Foundation vs. Bootstrap: A Case Study

February 3rd, 2014 by Gage Pacifera

ss_engage14_home

The Netscout Engage14 site is another in a series of sites that Harmonic Northwest developed for Opus Events Agency. We have been developing these sites using the Bootstrap framework, but for this particular site I ended up using another responsive framework that I had used on a few other projects earlier in the year: Foundation Framework.

View site at: http://www.netscout.com/engage14/Pages/v2/index.html

In terms of responsiveness, Foundation can’t be beat. I especially love the way it handles sizing of columns between desktop and table sizes: the columns become proportionally narrower as the browser window gets more narrow, all the way until you hit a tablet size when the columns go full width and stack into a single column. In Bootstrap the page container simply has a couple of breakpoints for its width, so there isn’t a proportional growing effect.

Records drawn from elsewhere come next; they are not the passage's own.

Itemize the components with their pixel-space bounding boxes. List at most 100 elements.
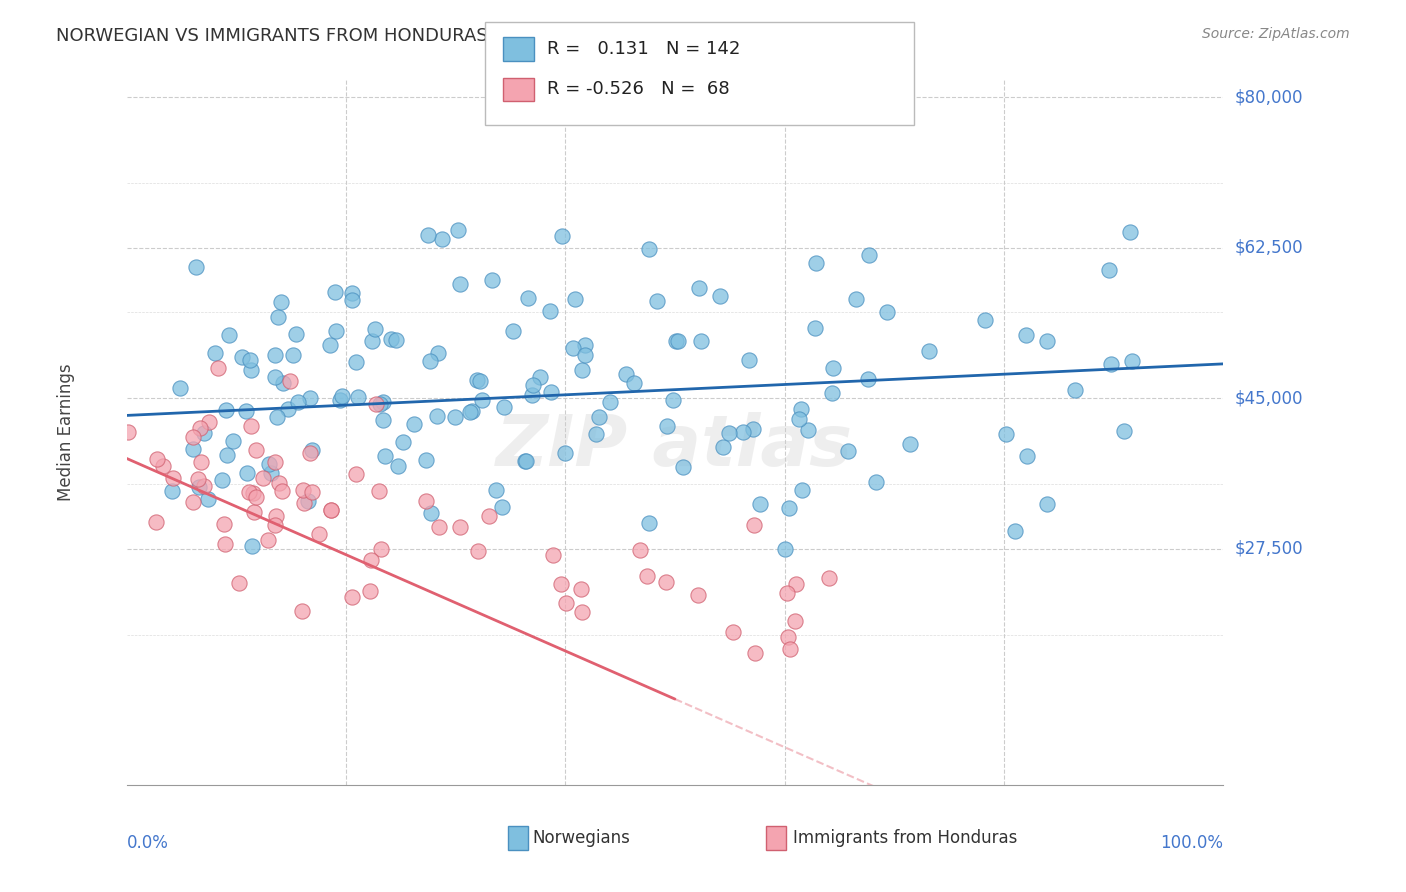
Norwegians [329, 392, 352, 407]
Immigrants from Honduras [655, 575, 678, 590]
Immigrants from Honduras [340, 590, 363, 604]
Immigrants from Honduras [360, 552, 382, 566]
Norwegians [470, 375, 492, 389]
Text: Source: ZipAtlas.com: Source: ZipAtlas.com [1202, 27, 1350, 41]
Norwegians [319, 337, 342, 351]
Immigrants from Honduras [264, 509, 287, 524]
Norwegians [804, 321, 827, 335]
Text: Norwegians: Norwegians [533, 829, 630, 847]
Norwegians [561, 342, 583, 356]
Norwegians [837, 444, 859, 458]
Immigrants from Honduras [785, 577, 807, 591]
Norwegians [432, 232, 454, 246]
Norwegians [797, 423, 820, 437]
Norwegians [655, 419, 678, 434]
Norwegians [461, 403, 484, 417]
Immigrants from Honduras [292, 496, 315, 510]
Immigrants from Honduras [264, 455, 287, 469]
Immigrants from Honduras [181, 495, 204, 509]
Norwegians [427, 345, 450, 359]
Norwegians [585, 427, 607, 442]
Norwegians [160, 483, 183, 498]
Text: ZIP atlas: ZIP atlas [496, 412, 853, 481]
Norwegians [898, 436, 921, 450]
Immigrants from Honduras [449, 520, 471, 534]
Norwegians [197, 491, 219, 506]
Immigrants from Honduras [238, 485, 260, 500]
Text: R =   0.131   N = 142: R = 0.131 N = 142 [547, 40, 741, 58]
Immigrants from Honduras [370, 542, 392, 557]
Text: $27,500: $27,500 [1234, 540, 1303, 558]
Immigrants from Honduras [212, 516, 235, 531]
Norwegians [502, 324, 524, 338]
Norwegians [392, 434, 415, 449]
Norwegians [449, 277, 471, 291]
Immigrants from Honduras [415, 494, 437, 508]
Immigrants from Honduras [245, 443, 267, 458]
Bar [766, 826, 786, 850]
Immigrants from Honduras [319, 502, 342, 516]
Norwegians [235, 404, 257, 418]
Norwegians [419, 506, 441, 520]
Immigrants from Honduras [636, 569, 658, 583]
Norwegians [571, 363, 593, 377]
Norwegians [858, 372, 880, 386]
Norwegians [1099, 357, 1122, 371]
Text: $80,000: $80,000 [1234, 88, 1303, 106]
Norwegians [385, 333, 408, 347]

When I began using Bootstrap instead of Foundation for more recent projects, I was impressed with Bootstrap’s large library of UI widgets. There are many well-documented and useful chunks of code that greatly speed up my development process. They are easy to style and often tweakable in terms of functionality. It looks like Foundation has done some catching up in this department (their library of widgets has grown considerably in the past several months,) but at the time, their library was nowhere near as robust as Bootstrap’s.

All in all, I’d say the Foundation vs. Bootstrap question is becoming something like the choice between Coke and Pepsi: pick your flavor, they are both pretty much the same.